Erfolg macht Spaß: Auch darum ist der Investivlohn eine gute Idee

Es klingt gut, und es ist auch gut. Und es wird nicht schlechter dadurch, dass es ein alter Hut im Repertoire der CDU ist. Arbeitnehmer an ihrem Unternehmen zu beteiligen, ist richtig, vor allem aus der Sicht des Unternehmens. In den USA, in Großbritannien und in geringerem Umfang auch in Deutschland werden Mitarbeiter schon lange mit Anteilen – Aktien, Optionen – belohnt. Das funktioniert nicht nur in Vorstandsetagen prächtig, sondern es kann selbst einen griesgrämigen Pförtner zu einem Aushängeschild seiner Firma machen. Der Blick in den Börsenteil der Zeitung motiviert ihn jeden Tag neu. Das nützt der Firma, und es nützt ihm, wenn er später als Rentner Kasse macht.

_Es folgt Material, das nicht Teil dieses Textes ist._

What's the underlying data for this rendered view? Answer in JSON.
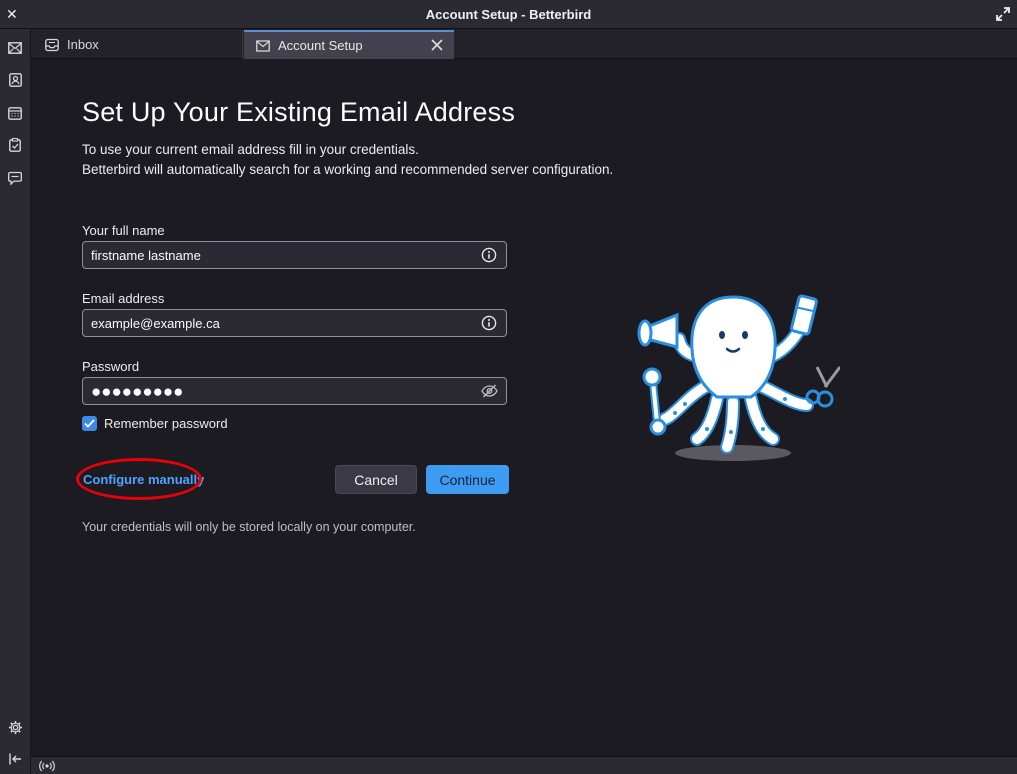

Die CDU nennt das in ihrem Parteitagsbeschluss „soziale Kapitalpartnerschaft“. Doch genau da liegt auch das Problem. Meistens geht das gut, meistens sind alle „sozialen Kapitalpartner“ glücklich, aber manchmal eben nicht. Was ist mit dem Pförtner, wenn die Finanzmärkte zusammenbrechen? Wenn sein Unternehmen pleitegeht oder verkauft wird? Wenn er selbst den Job wechselt? Das lässt sich regeln, und entsprechende Überlegungen stellt die CDU in ihrem Beschluss ebenso an wie die SPD kurz zuvor auf ihrer Programmkonferenz. Aber so groß die Einigkeit der Volksparteien jetzt auf einmal sein mag: Von einem Gesetz ist man weit, sehr weit entfernt. Es geht um gerechte Regeln für höchst komplexe Eventualitäten. Das wird nicht einfach.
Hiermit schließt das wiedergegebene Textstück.